Returning to Malawi in 1966, Mwanza became a lecturer at the newly established University of Malawi.
He was eventually promoted to become the first Malawian Principal of Chancellor College.
In this position, he integrated the Mpemba School of Administration and Law and the Soche Hill College of Education into Chancellor College, and arranged for the college to relocate from Blantyre to Zomba.
He was instrumental on the establishment of the National Research Council of Malawi in 1974.
In 1979, Mwanza joined the United Nations as Director of Natural Resources, Environment and Science and Technology Division of the United Nations Economic Commission for Africa.
Mwanza retired from the UN in 1996, and assisted in establishing Mzuzu University.
He was Chairman of the University Council, and later Vice Chancellor.
He also became Chairman of the Malawi Environmental and Endowment Trust, which he helped establish.

==Political career==

Mzanza was elected to parliament as representative for Mzuzu-City.

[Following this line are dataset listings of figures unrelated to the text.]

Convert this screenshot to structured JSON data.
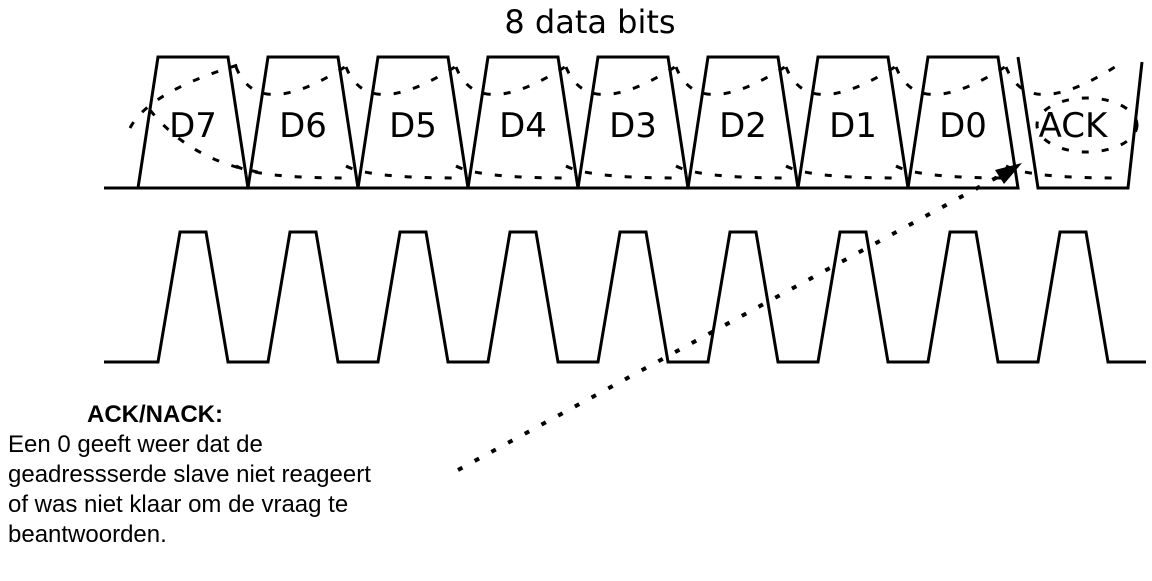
{
  "title": "8 data bits",
  "bits": [
    "D7",
    "D6",
    "D5",
    "D4",
    "D3",
    "D2",
    "D1",
    "D0"
  ],
  "ack_label": "ACK",
  "note": {
    "heading": "ACK/NACK:",
    "lines": [
      "Een 0 geeft weer dat de",
      "geadressserde slave niet reageert",
      "of was niet klaar om de vraag te",
      "beantwoorden."
    ]
  }
}
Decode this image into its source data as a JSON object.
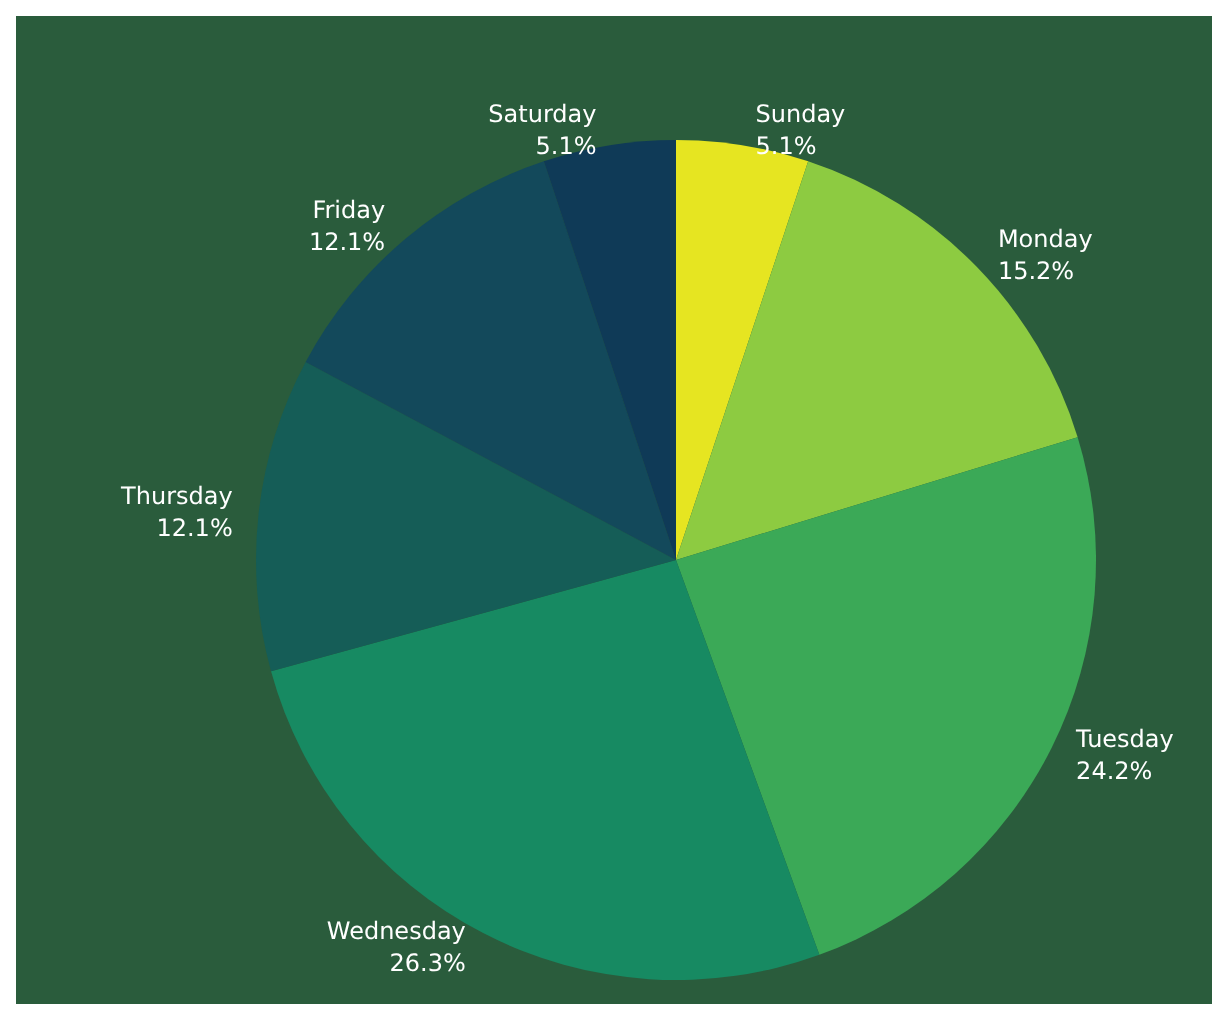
{
  "chart_data": {
    "type": "pie",
    "categories": [
      "Sunday",
      "Monday",
      "Tuesday",
      "Wednesday",
      "Thursday",
      "Friday",
      "Saturday"
    ],
    "values": [
      5.1,
      15.2,
      24.2,
      26.3,
      12.1,
      12.1,
      5.1
    ],
    "value_labels": [
      "5.1%",
      "15.2%",
      "24.2%",
      "26.3%",
      "12.1%",
      "12.1%",
      "5.1%"
    ],
    "colors": [
      "#e6e521",
      "#8dcb41",
      "#3ba957",
      "#178a62",
      "#155d57",
      "#13495b",
      "#0f3a57"
    ],
    "legend": false
  }
}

In May 2009, he was selected by president Bingu wa Mutharika to become a cabinet Minister, expected to get the Education portfolio.
However, he was given the ministry of Lands, Housing and Urban Development.
In a cabinet shuffle of 9 August 2010 he was reassigned to become Minister of Agriculture and Food Security, a job previously held by the President.
Margaret Roka Mauwa continued in her role as Deputy Minister of the department.